Insieme a lei, Silvia Andreini ha conseguito una laurea magistrale in Scienze economiche con una tesi sulla finanza aziendale. Marco Franchi, per Scienze aziendali, ha svolto una tesi sul rischio di liquidità in banca. Per Chimica, Francesca Renzi ha presentato una tesi sulla valutazione del rischio per la salute umana. Nina Berardi, per Scienze motorie, si è occupata di eventi sportivi. Gianmarco Cesarini si è laureato presso la facoltà di Statistica con una tesi sulla reputazione digitale degli hotel. Michela Fontemaggi, per Scienze della formazione, si è dedicata ai bambini con bisogni educativi speciali. Infine, per Lettere e filosofia, Gioia Emilia Russo ha presentato una tesi sulla moda sostenibile.
“Mi è stato insegnato tantissimo ed è stato un rapporto vicendevole, tant’è che mi hanno tenuto per altri mesi oltre al periodo di tirocinio previsto. – racconta la la neo-dottoressa magistrale in Scienze motorie Nina Berardi – Non è scontato essere seguiti così tanto. Le imprese non colgono facilmente l’importanza che queste esperienze hanno per entrambi. Nel mio caso, ad esempio, mi sono occupata della parte gestionale e di sicurezza per eventi sportivi in spiaggia, pacchetti vacanza e multisport invernali e le ricerche da me svolte sono tornate utili all’azienda stessa, perché le hanno permesso di aggiornarsi”. Dare e ricevere, dice Nina: “Questo devono capirlo tutte le aziende del territorio. Noi giovani laureandi siamo per loro delle risorse e, tra l’altro, lavoriamo gratuitamente. Purtroppo ancora molti datori di lavoro pensano che accogliere un giovane sia una perdita di tempo perché deve formarlo, infatti non tutti i miei colleghi sono stati fortunati allo stesso modo. Mi sono molto battuta con i miei compagni per fare passare il messaggio che queste esperienze sono fondamentali, perché si cresce insieme. Sto notando che iniziano ora, le aziende, a svegliarsi anche su questo fronte”.
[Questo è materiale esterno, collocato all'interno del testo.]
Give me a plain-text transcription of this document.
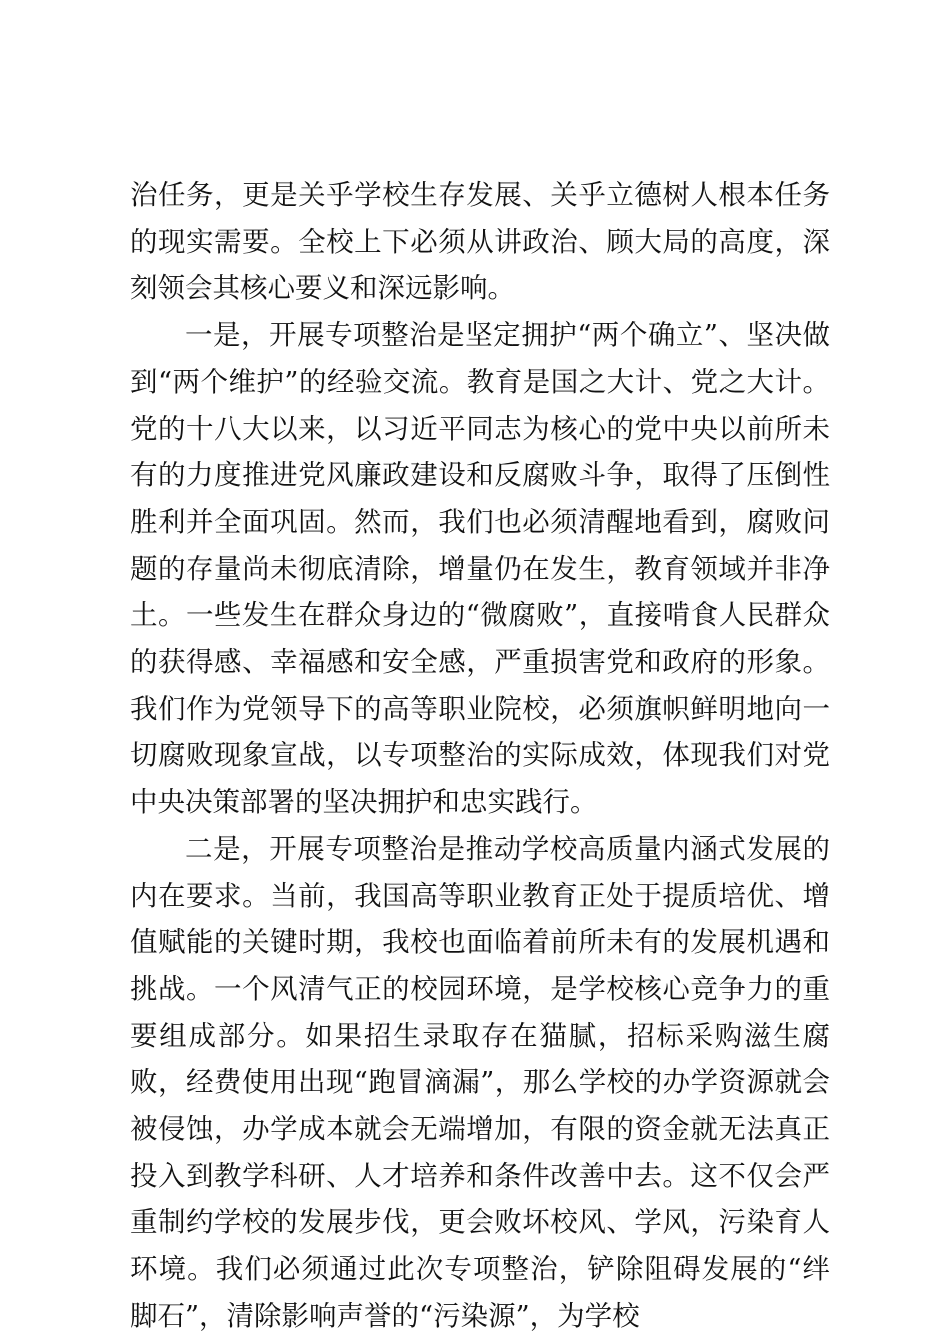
治任务，更是关乎学校生存发展、关乎立德树人根本任务的现实需要。全校上下必须从讲政治、顾大局的高度，深刻领会其核心要义和深远影响。

一是，开展专项整治是坚定拥护“两个确立”、坚决做到“两个维护”的经验交流。教育是国之大计、党之大计。党的十八大以来，以习近平同志为核心的党中央以前所未有的力度推进党风廉政建设和反腐败斗争，取得了压倒性胜利并全面巩固。然而，我们也必须清醒地看到，腐败问题的存量尚未彻底清除，增量仍在发生，教育领域并非净土。一些发生在群众身边的“微腐败”，直接啃食人民群众的获得感、幸福感和安全感，严重损害党和政府的形象。我们作为党领导下的高等职业院校，必须旗帜鲜明地向一切腐败现象宣战，以专项整治的实际成效，体现我们对党中央决策部署的坚决拥护和忠实践行。

二是，开展专项整治是推动学校高质量内涵式发展的内在要求。当前，我国高等职业教育正处于提质培优、增值赋能的关键时期，我校也面临着前所未有的发展机遇和挑战。一个风清气正的校园环境，是学校核心竞争力的重要组成部分。如果招生录取存在猫腻，招标采购滋生腐败，经费使用出现“跑冒滴漏”，那么学校的办学资源就会被侵蚀，办学成本就会无端增加，有限的资金就无法真正投入到教学科研、人才培养和条件改善中去。这不仅会严重制约学校的发展步伐，更会败坏校风、学风，污染育人环境。我们必须通过此次专项整治，铲除阻碍发展的“绊脚石”，清除影响声誉的“污染源”，为学校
Anche per Gioia Emilia Russo, laureata con lode in Moda, il tirocinio è stato determinante per la sua carriera, anzi, si è addirittura trasformato in un rapporto lavorativo a tempo indeterminato: “Mi rendo conto di essere molto fortunata, soprattutto ascoltando le storie meno felici dei miei coetanei. Terminate le 150 ore del mio stage presso l’azienda di moda sammarinese Messaggerie mi è stato chiesto di rimanere. Ora la mia figura professionale è cresciuta e mi occupo da un anno e mezzo di tutta la comunicazione locale”. Seppure brevi, questi stage possono rivelarsi come l’occasione di una vita: “Un’azienda capisce che vali anche già dopo un paio di settimane. Quando si sceglie un tirocinio universitario, l’importante è non sottovalutarlo e sceglierne uno che rappresenti la strada dove si vuole crescere”.